At the same time, we affirmed our 'BB-' issue-level ratings on the company's first-lien debt and its unsecured notes. The '4' recovery ratings remain unchanged. The ratings on the first-lien and unsecured notes are the same because we view the credit facility and senior unsecured notes as pari-passu because of the weak security pledge on the first-lien debt.
"The ratings on LifePoint incorporate Standard & Poor's Ratings Services' assessment that the hospital chain operates in rural communities and has to contend with a significant reimbursement risk, competition for its business including outmigration to larger communities, weak patient volume trends, and an extended period of an adverse payor mix shift notwithstanding a favorable shift in the second quarter of 2014," said credit analyst David Peknay.
Our stable rating outlook on LifePoint reflects our view that the positive impact of the Affordable Care Act will enable the company to weather a renewal of weak patient volume trends and ongoing reimbursement pressure.
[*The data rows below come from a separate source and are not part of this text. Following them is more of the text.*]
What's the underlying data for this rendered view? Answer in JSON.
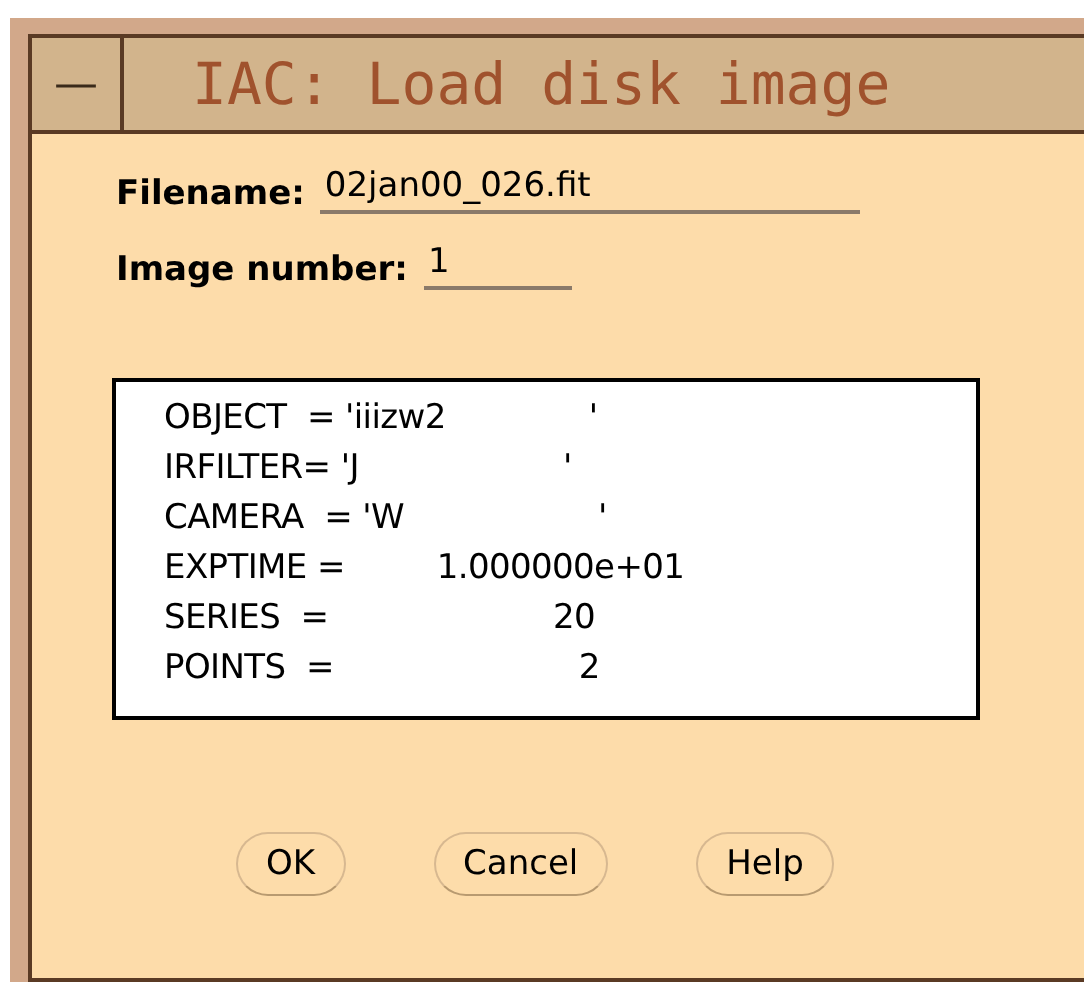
{
  "window": {
    "title": "IAC: Load disk image",
    "menu_button": "—"
  },
  "fields": [
    {
      "label": "Filename:",
      "value": "02jan00_026.fit",
      "kind": "long"
    },
    {
      "label": "Image number:",
      "value": "1",
      "kind": "short"
    }
  ],
  "header_lines": [
    "OBJECT  = 'iiizw2              '",
    "IRFILTER= 'J                    '",
    "CAMERA  = 'W                   '",
    "EXPTIME =         1.000000e+01",
    "SERIES  =                      20",
    "POINTS  =                        2"
  ],
  "buttons": [
    "OK",
    "Cancel",
    "Help"
  ]
}
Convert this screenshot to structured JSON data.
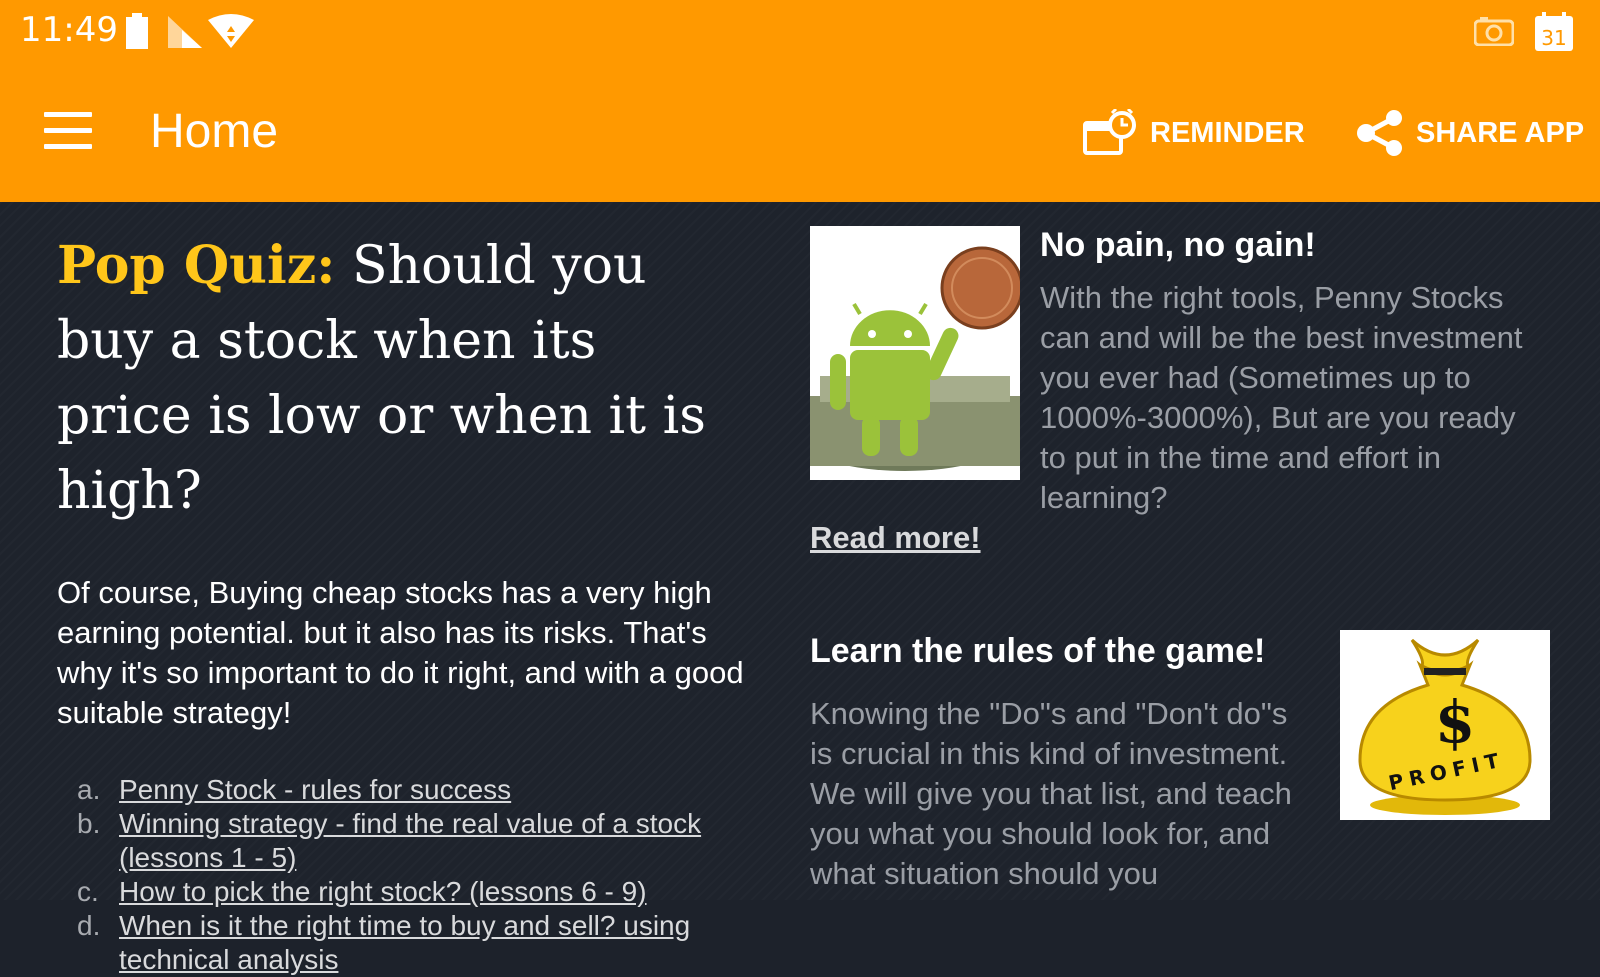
{
  "status_bar": {
    "time": "11:49",
    "icons": [
      "battery-icon",
      "cell-signal-icon",
      "wifi-icon",
      "camera-icon",
      "calendar-icon"
    ],
    "calendar_day": "31"
  },
  "toolbar": {
    "title": "Home",
    "reminder_label": "REMINDER",
    "share_label": "SHARE APP",
    "background": "#ff9900"
  },
  "quiz": {
    "highlight": "Pop Quiz:",
    "question": " Should you buy a stock when its price is low or when it is high?",
    "highlight_color": "#ffc61a"
  },
  "intro": "Of course, Buying cheap stocks has a very high earning potential. but it also has its risks. That's why it's so important to do it right, and with a good suitable strategy!",
  "lessons": [
    {
      "marker": "a.",
      "label": "Penny Stock - rules for success"
    },
    {
      "marker": "b.",
      "label": "Winning strategy - find the real value of a stock (lessons 1 - 5)"
    },
    {
      "marker": "c.",
      "label": "How to pick the right stock? (lessons 6 - 9)"
    },
    {
      "marker": "d.",
      "label": "When is it the right time to buy and sell? using technical analysis"
    }
  ],
  "card1": {
    "title": "No pain, no gain!",
    "text": "With the right tools, Penny Stocks can and will be the best investment you ever had (Sometimes up to 1000%-3000%), But are you ready to put in the time and effort in learning?",
    "link": "Read more!",
    "image": "android-on-money-image"
  },
  "card2": {
    "title": "Learn the rules of the game!",
    "text": "Knowing the \"Do\"s and \"Don't do\"s is crucial in this kind of investment. We will give you that list, and teach you what you should look for, and what situation should you",
    "image": "profit-money-bag-image",
    "image_symbol": "$",
    "image_text": "PROFIT"
  },
  "colors": {
    "background": "#1e232c",
    "accent": "#ff9900",
    "muted_text": "#9a9ea5"
  }
}
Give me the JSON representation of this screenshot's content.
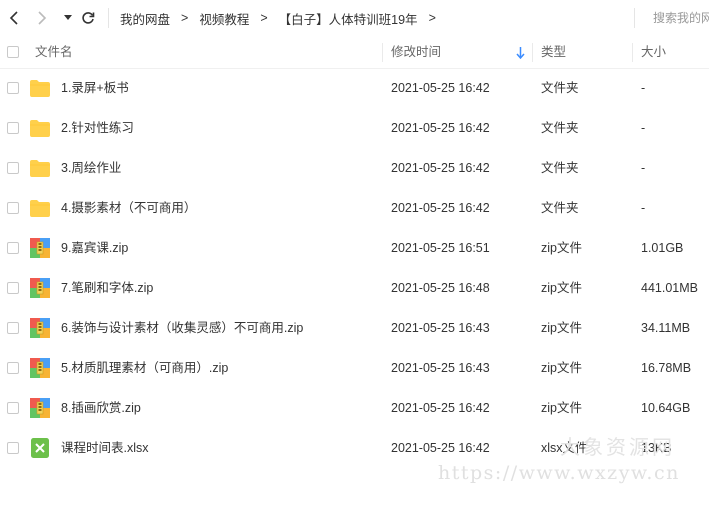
{
  "toolbar": {
    "breadcrumbs": [
      "我的网盘",
      "视频教程",
      "【白子】人体特训班19年"
    ],
    "separator": ">",
    "search_placeholder": "搜索我的网盘"
  },
  "table": {
    "headers": {
      "name": "文件名",
      "modified": "修改时间",
      "type": "类型",
      "size": "大小"
    },
    "rows": [
      {
        "icon": "folder-icon",
        "name": "1.录屏+板书",
        "modified": "2021-05-25 16:42",
        "type": "文件夹",
        "size": "-"
      },
      {
        "icon": "folder-icon",
        "name": "2.针对性练习",
        "modified": "2021-05-25 16:42",
        "type": "文件夹",
        "size": "-"
      },
      {
        "icon": "folder-icon",
        "name": "3.周绘作业",
        "modified": "2021-05-25 16:42",
        "type": "文件夹",
        "size": "-"
      },
      {
        "icon": "folder-icon",
        "name": "4.摄影素材（不可商用）",
        "modified": "2021-05-25 16:42",
        "type": "文件夹",
        "size": "-"
      },
      {
        "icon": "zip-icon",
        "name": "9.嘉宾课.zip",
        "modified": "2021-05-25 16:51",
        "type": "zip文件",
        "size": "1.01GB"
      },
      {
        "icon": "zip-icon",
        "name": "7.笔刷和字体.zip",
        "modified": "2021-05-25 16:48",
        "type": "zip文件",
        "size": "441.01MB"
      },
      {
        "icon": "zip-icon",
        "name": "6.装饰与设计素材（收集灵感）不可商用.zip",
        "modified": "2021-05-25 16:43",
        "type": "zip文件",
        "size": "34.11MB"
      },
      {
        "icon": "zip-icon",
        "name": "5.材质肌理素材（可商用）.zip",
        "modified": "2021-05-25 16:43",
        "type": "zip文件",
        "size": "16.78MB"
      },
      {
        "icon": "zip-icon",
        "name": "8.插画欣赏.zip",
        "modified": "2021-05-25 16:42",
        "type": "zip文件",
        "size": "10.64GB"
      },
      {
        "icon": "xlsx-icon",
        "name": "课程时间表.xlsx",
        "modified": "2021-05-25 16:42",
        "type": "xlsx文件",
        "size": "13KB"
      }
    ]
  },
  "watermark": {
    "cn": "大象资源网",
    "url": "https://www.wxzyw.cn"
  },
  "colors": {
    "folder": "#FFD04B",
    "sort_arrow": "#3b8cff",
    "xlsx": "#6cc04a"
  }
}
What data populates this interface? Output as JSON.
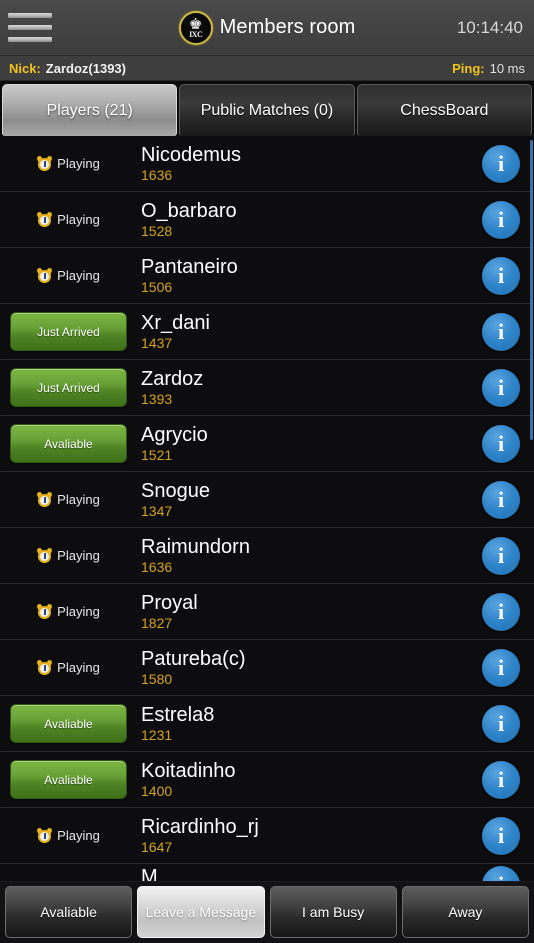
{
  "header": {
    "menu_icon": "hamburger-menu-icon",
    "logo_icon": "ixc-chess-logo-icon",
    "logo_piece_glyph": "♚",
    "logo_text": "IXC",
    "title": "Members room",
    "clock": "10:14:40"
  },
  "statusbar": {
    "nick_label": "Nick:",
    "nick_value": "Zardoz(1393)",
    "ping_label": "Ping:",
    "ping_value": "10 ms"
  },
  "tabs": [
    {
      "label": "Players (21)",
      "selected": true
    },
    {
      "label": "Public Matches (0)",
      "selected": false
    },
    {
      "label": "ChessBoard",
      "selected": false
    }
  ],
  "colors": {
    "accent_yellow": "#f0c419",
    "rating_gold": "#d6a318",
    "status_green": "#69a338",
    "info_blue": "#2f84c9",
    "scrollbar_blue": "#3f6fa8"
  },
  "players": [
    {
      "status": "Playing",
      "status_type": "playing",
      "name": "Nicodemus",
      "rating": "1636",
      "info_icon": "info-icon"
    },
    {
      "status": "Playing",
      "status_type": "playing",
      "name": "O_barbaro",
      "rating": "1528",
      "info_icon": "info-icon"
    },
    {
      "status": "Playing",
      "status_type": "playing",
      "name": "Pantaneiro",
      "rating": "1506",
      "info_icon": "info-icon"
    },
    {
      "status": "Just Arrived",
      "status_type": "pill",
      "name": "Xr_dani",
      "rating": "1437",
      "info_icon": "info-icon"
    },
    {
      "status": "Just Arrived",
      "status_type": "pill",
      "name": "Zardoz",
      "rating": "1393",
      "info_icon": "info-icon"
    },
    {
      "status": "Avaliable",
      "status_type": "pill",
      "name": "Agrycio",
      "rating": "1521",
      "info_icon": "info-icon"
    },
    {
      "status": "Playing",
      "status_type": "playing",
      "name": "Snogue",
      "rating": "1347",
      "info_icon": "info-icon"
    },
    {
      "status": "Playing",
      "status_type": "playing",
      "name": "Raimundorn",
      "rating": "1636",
      "info_icon": "info-icon"
    },
    {
      "status": "Playing",
      "status_type": "playing",
      "name": "Proyal",
      "rating": "1827",
      "info_icon": "info-icon"
    },
    {
      "status": "Playing",
      "status_type": "playing",
      "name": "Patureba(c)",
      "rating": "1580",
      "info_icon": "info-icon"
    },
    {
      "status": "Avaliable",
      "status_type": "pill",
      "name": "Estrela8",
      "rating": "1231",
      "info_icon": "info-icon"
    },
    {
      "status": "Avaliable",
      "status_type": "pill",
      "name": "Koitadinho",
      "rating": "1400",
      "info_icon": "info-icon"
    },
    {
      "status": "Playing",
      "status_type": "playing",
      "name": "Ricardinho_rj",
      "rating": "1647",
      "info_icon": "info-icon"
    },
    {
      "status": "",
      "status_type": "none",
      "name": "M",
      "rating": "",
      "info_icon": "info-icon"
    }
  ],
  "actions": [
    {
      "label": "Avaliable",
      "highlight": false
    },
    {
      "label": "Leave a Message",
      "highlight": true
    },
    {
      "label": "I am Busy",
      "highlight": false
    },
    {
      "label": "Away",
      "highlight": false
    }
  ]
}
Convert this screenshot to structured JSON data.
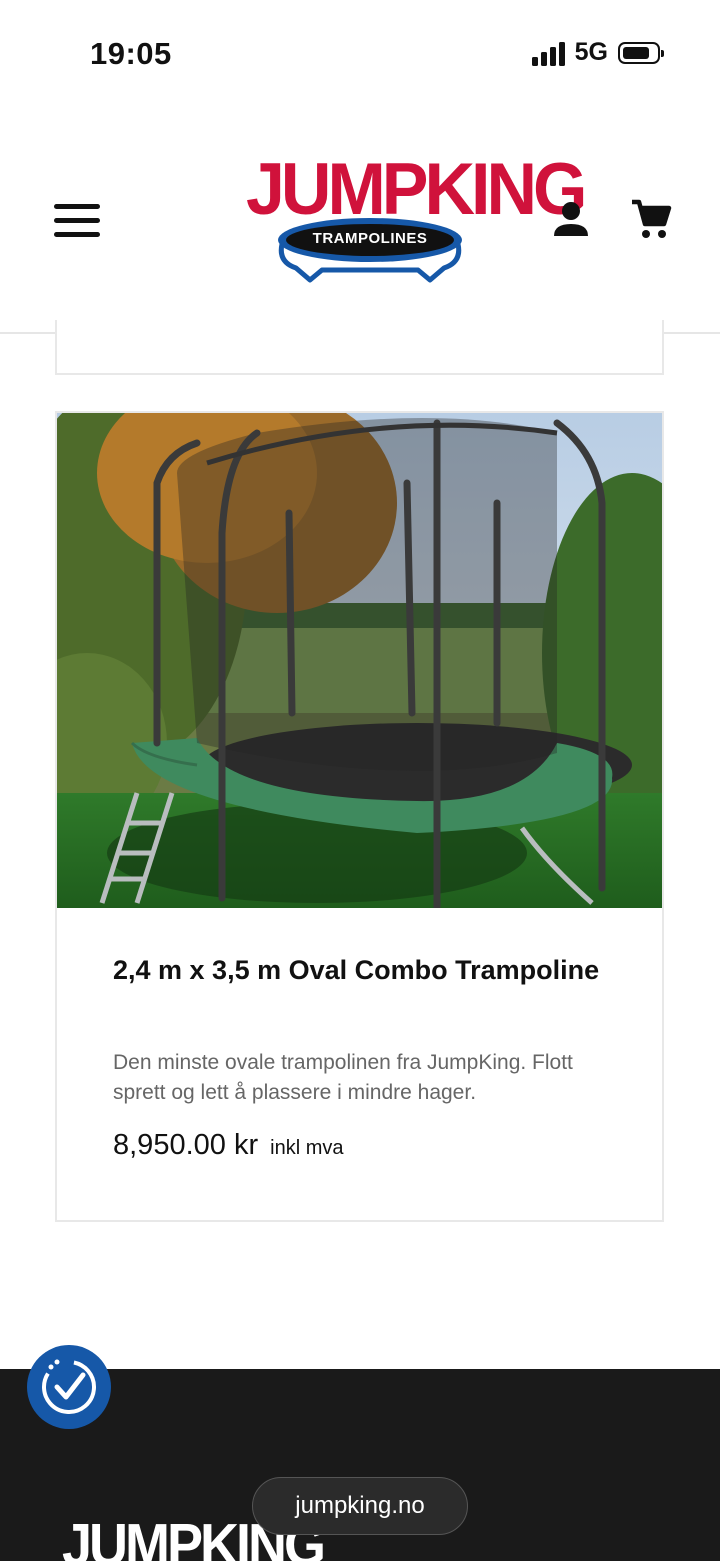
{
  "status_bar": {
    "time": "19:05",
    "network": "5G",
    "icons": [
      "signal-icon",
      "battery-icon"
    ]
  },
  "header": {
    "logo_text": "JUMPKING",
    "logo_subtext": "TRAMPOLINES",
    "icons": [
      "menu-icon",
      "account-icon",
      "cart-icon"
    ],
    "brand_red": "#d0123b",
    "brand_blue": "#1658a8"
  },
  "product": {
    "title": "2,4 m x 3,5 m Oval Combo Trampoline",
    "description": "Den minste ovale trampolinen fra JumpKing. Flott sprett og lett å plassere i mindre hager.",
    "price": "8,950.00 kr",
    "price_note": "inkl mva"
  },
  "footer": {
    "logo_text": "JUMPKING",
    "background": "#1a1a1a"
  },
  "accessibility": {
    "icon": "accessibility-icon"
  },
  "browser": {
    "url": "jumpking.no"
  }
}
Our outlook is also predicated on our expectation that the company will size its share repurchases to maintain leverage within a range that is consistent with a "significant" financial risk profile (for example, 3x to 4x).
Upside Scenario
An upgrade is unlikely in the foreseeable future. Notwithstanding the positive impact of the Affordable Care Act, considering industry pressures, we would not expect that the company would be able to maintain any meaningful operating improvements suggestive of a better business risk profile. Also, given our view of the company's financial policy which favors share repurchases over debt repayment, we do not expect LifePoint's financial risk profile to deviate from "significant" to "intermediate".
Downside Scenario
A downgrade would be predicated on operating challenges that would prevent LifePoint from maintaining credit metrics consistent with a "significant" financial risk profile. This might include sustained organic revenue declines of even modest size, caused by a chronic reduction in admissions and adverse reimbursement changes that cause margins to contract at least 100 basis points. An increase in debt-financed acquisitions could also contribute to a lower rating.